= John Lanne Buchanan =

John Lanne Buchanan (fl. 1780–1816), was a Scottish author and a native of Menteith, Perthshire, and was educated at the grammar school of Callander and the University of Glasgow. For some years, he was assistant to Robert Menzies, minister of Comrie, and after he died in 1760, he went as a missionary of the Church of Scotland to the Western Isles. He later resided in London.

==Works==
He was the author of:
- Travels in the Western Hebrides from 1783 to 1790 (1793)
- A Defence of the Scots Highlanders in general, and some learned characters in particular (1794)
- General View of the Fishery of Great Britain (1794)

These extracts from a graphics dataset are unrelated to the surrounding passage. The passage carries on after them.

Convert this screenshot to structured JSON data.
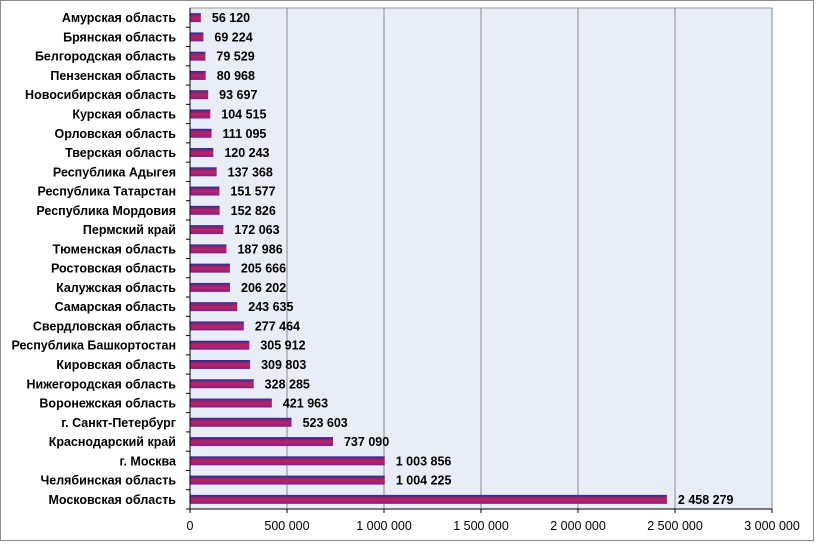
{
  "chart_data": {
    "type": "bar",
    "orientation": "horizontal",
    "categories": [
      "Амурская  область",
      "Брянская  область",
      "Белгородская  область",
      "Пензенская  область",
      "Новосибирская  область",
      "Курская  область",
      "Орловская  область",
      "Тверская  область",
      "Республика  Адыгея",
      "Республика  Татарстан",
      "Республика  Мордовия",
      "Пермский  край",
      "Тюменская  область",
      "Ростовская  область",
      "Калужская  область",
      "Самарская  область",
      "Свердловская  область",
      "Республика  Башкортостан",
      "Кировская  область",
      "Нижегородская  область",
      "Воронежская  область",
      "г.  Санкт-Петербург",
      "Краснодарский  край",
      "г.  Москва",
      "Челябинская  область",
      "Московская  область"
    ],
    "values": [
      56120,
      69224,
      79529,
      80968,
      93697,
      104515,
      111095,
      120243,
      137368,
      151577,
      152826,
      172063,
      187986,
      205666,
      206202,
      243635,
      277464,
      305912,
      309803,
      328285,
      421963,
      523603,
      737090,
      1003856,
      1004225,
      2458279
    ],
    "value_labels": [
      "56 120",
      "69 224",
      "79 529",
      "80 968",
      "93 697",
      "104 515",
      "111 095",
      "120 243",
      "137 368",
      "151 577",
      "152 826",
      "172 063",
      "187 986",
      "205 666",
      "206 202",
      "243 635",
      "277 464",
      "305 912",
      "309 803",
      "328 285",
      "421 963",
      "523 603",
      "737 090",
      "1 003 856",
      "1 004 225",
      "2 458 279"
    ],
    "x_ticks": [
      0,
      500000,
      1000000,
      1500000,
      2000000,
      2500000,
      3000000
    ],
    "x_tick_labels": [
      "0",
      "500 000",
      "1 000 000",
      "1 500 000",
      "2 000 000",
      "2 500 000",
      "3 000 000"
    ],
    "xlim": [
      0,
      3000000
    ],
    "grid": "vertical",
    "title": "",
    "xlabel": "",
    "ylabel": "",
    "colors": {
      "plot_bg": "#e9edf7",
      "bar_top": "#2e2d9e",
      "bar_mid": "#c4215a",
      "bar_bottom": "#7a2395",
      "grid": "#8a8a8a"
    }
  }
}
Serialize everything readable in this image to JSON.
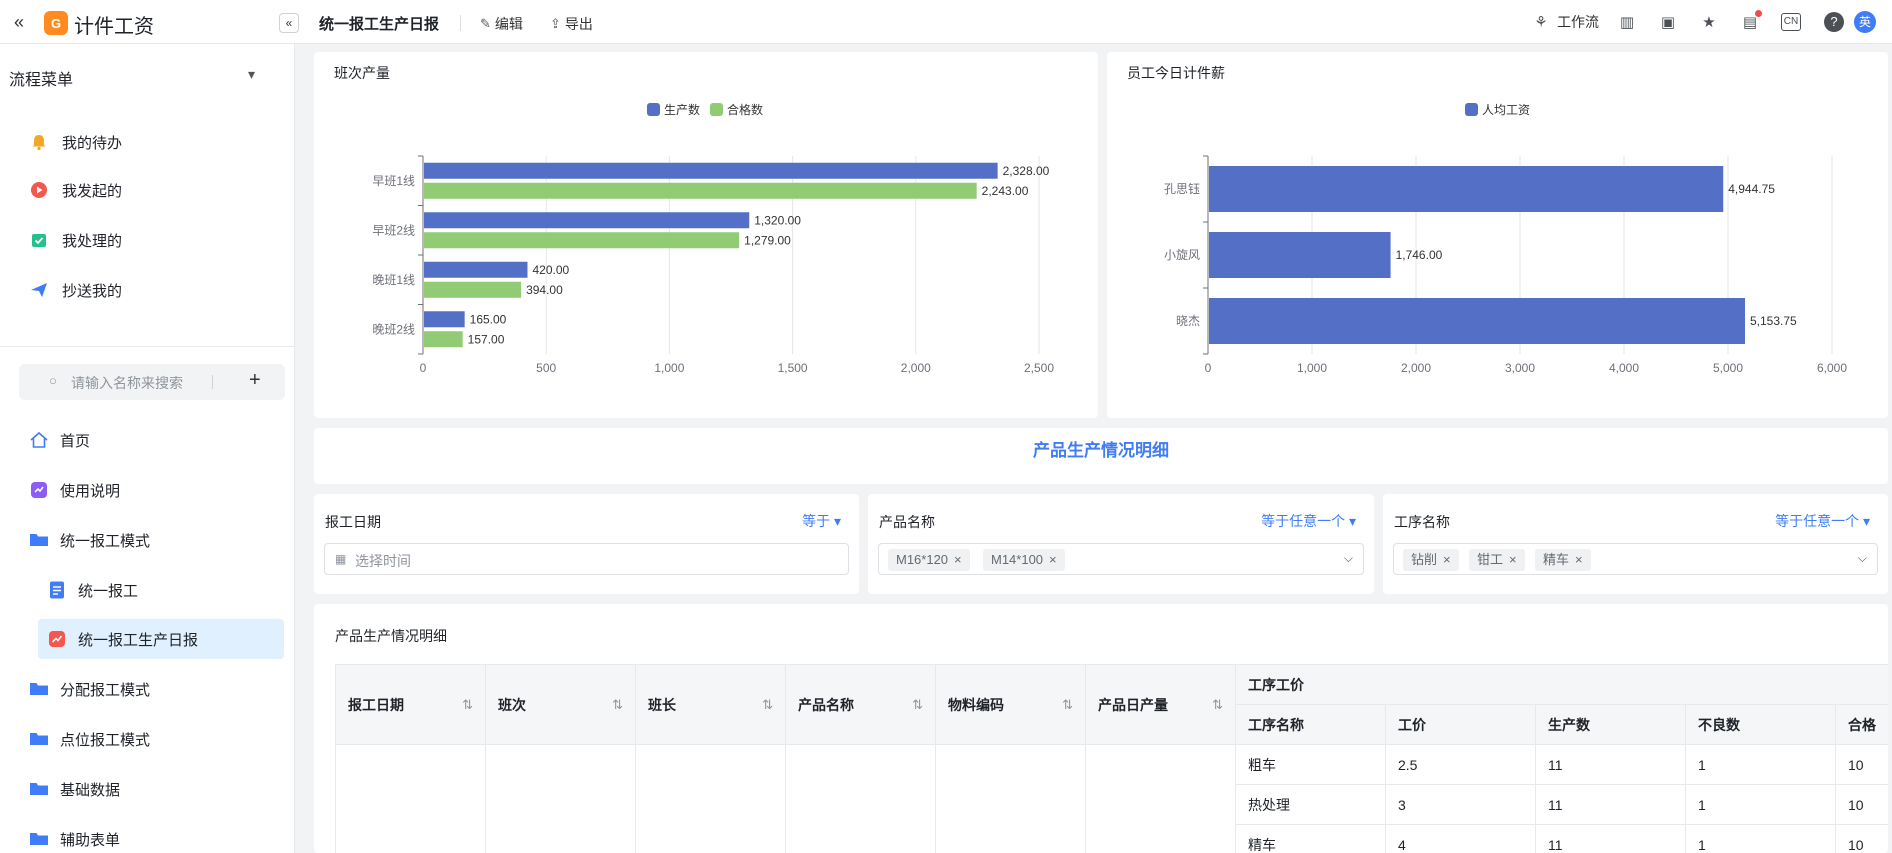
{
  "app": {
    "title": "计件工资",
    "logo_text": "G"
  },
  "toolbar": {
    "page_title": "统一报工生产日报",
    "edit_label": "编辑",
    "export_label": "导出",
    "workflow_label": "工作流",
    "lang_badge": "CN",
    "avatar_text": "英"
  },
  "flow_menu": {
    "title": "流程菜单",
    "items": [
      {
        "label": "我的待办",
        "icon": "bell-icon",
        "color": "#f5a623"
      },
      {
        "label": "我发起的",
        "icon": "play-circle-icon",
        "color": "#f5574d"
      },
      {
        "label": "我处理的",
        "icon": "check-doc-icon",
        "color": "#26c08a"
      },
      {
        "label": "抄送我的",
        "icon": "send-icon",
        "color": "#3f7cf6"
      }
    ]
  },
  "search": {
    "placeholder": "请输入名称来搜索"
  },
  "nav": [
    {
      "label": "首页",
      "icon": "home-icon"
    },
    {
      "label": "使用说明",
      "icon": "guide-icon"
    },
    {
      "label": "统一报工模式",
      "icon": "folder-icon"
    },
    {
      "label": "统一报工",
      "icon": "form-icon"
    },
    {
      "label": "统一报工生产日报",
      "icon": "report-icon"
    },
    {
      "label": "分配报工模式",
      "icon": "folder-icon"
    },
    {
      "label": "点位报工模式",
      "icon": "folder-icon"
    },
    {
      "label": "基础数据",
      "icon": "folder-icon"
    },
    {
      "label": "辅助表单",
      "icon": "folder-icon"
    }
  ],
  "colors": {
    "blue": "#5470c6",
    "green": "#91cc75",
    "accent": "#3f7cf6"
  },
  "chart_data": [
    {
      "type": "bar",
      "orientation": "horizontal",
      "title": "班次产量",
      "categories": [
        "早班1线",
        "早班2线",
        "晚班1线",
        "晚班2线"
      ],
      "series": [
        {
          "name": "生产数",
          "values": [
            2328.0,
            1320.0,
            420.0,
            165.0
          ],
          "labels": [
            "2,328.00",
            "1,320.00",
            "420.00",
            "165.00"
          ]
        },
        {
          "name": "合格数",
          "values": [
            2243.0,
            1279.0,
            394.0,
            157.0
          ],
          "labels": [
            "2,243.00",
            "1,279.00",
            "394.00",
            "157.00"
          ]
        }
      ],
      "xlim": [
        0,
        2500
      ],
      "xticks": [
        "0",
        "500",
        "1,000",
        "1,500",
        "2,000",
        "2,500"
      ],
      "legend": "top-center",
      "grid": true
    },
    {
      "type": "bar",
      "orientation": "horizontal",
      "title": "员工今日计件薪",
      "categories": [
        "孔思钰",
        "小旋风",
        "晓杰"
      ],
      "series": [
        {
          "name": "人均工资",
          "values": [
            4944.75,
            1746.0,
            5153.75
          ],
          "labels": [
            "4,944.75",
            "1,746.00",
            "5,153.75"
          ]
        }
      ],
      "xlim": [
        0,
        6000
      ],
      "xticks": [
        "0",
        "1,000",
        "2,000",
        "3,000",
        "4,000",
        "5,000",
        "6,000"
      ],
      "legend": "top-center",
      "grid": true
    }
  ],
  "section_title": "产品生产情况明细",
  "filters": [
    {
      "label": "报工日期",
      "op": "等于",
      "placeholder": "选择时间",
      "tags": []
    },
    {
      "label": "产品名称",
      "op": "等于任意一个",
      "tags": [
        "M16*120",
        "M14*100"
      ]
    },
    {
      "label": "工序名称",
      "op": "等于任意一个",
      "tags": [
        "钻削",
        "钳工",
        "精车"
      ]
    }
  ],
  "table": {
    "title": "产品生产情况明细",
    "columns": [
      "报工日期",
      "班次",
      "班长",
      "产品名称",
      "物料编码",
      "产品日产量"
    ],
    "group_header": "工序工价",
    "sub_columns": [
      "工序名称",
      "工价",
      "生产数",
      "不良数",
      "合格"
    ],
    "rows": [
      [
        "粗车",
        "2.5",
        "11",
        "1",
        "10"
      ],
      [
        "热处理",
        "3",
        "11",
        "1",
        "10"
      ],
      [
        "精车",
        "4",
        "11",
        "1",
        "10"
      ]
    ]
  }
}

Having entrusted his Travels in the Highlands to the editorial care of Dr. William Thomson, the latter without his knowledge inserted some severe criticisms of the Scotch clergy and others, which Buchanan in his General View of the Fishery of Great Britain indignantly disclaimed.

===Travels in the Western Hebrides===
This book was reviewed in The Critical Review, The Gentleman's Magazine, The Analytical Review, The British Critic, The Monthly Review The New Annual Register, and The London Review.

===Defence of the Scots Highlanders===
This book was reviewed in The Critical Review, The Gentleman's Magazine, The Analytical Review, The British Critic and The Monthly Review.

===General View of the Fishery of Great Britain===
This book was reviewed in The Critical Review The Gentleman's Magazine, The British Critic and The Monthly Review.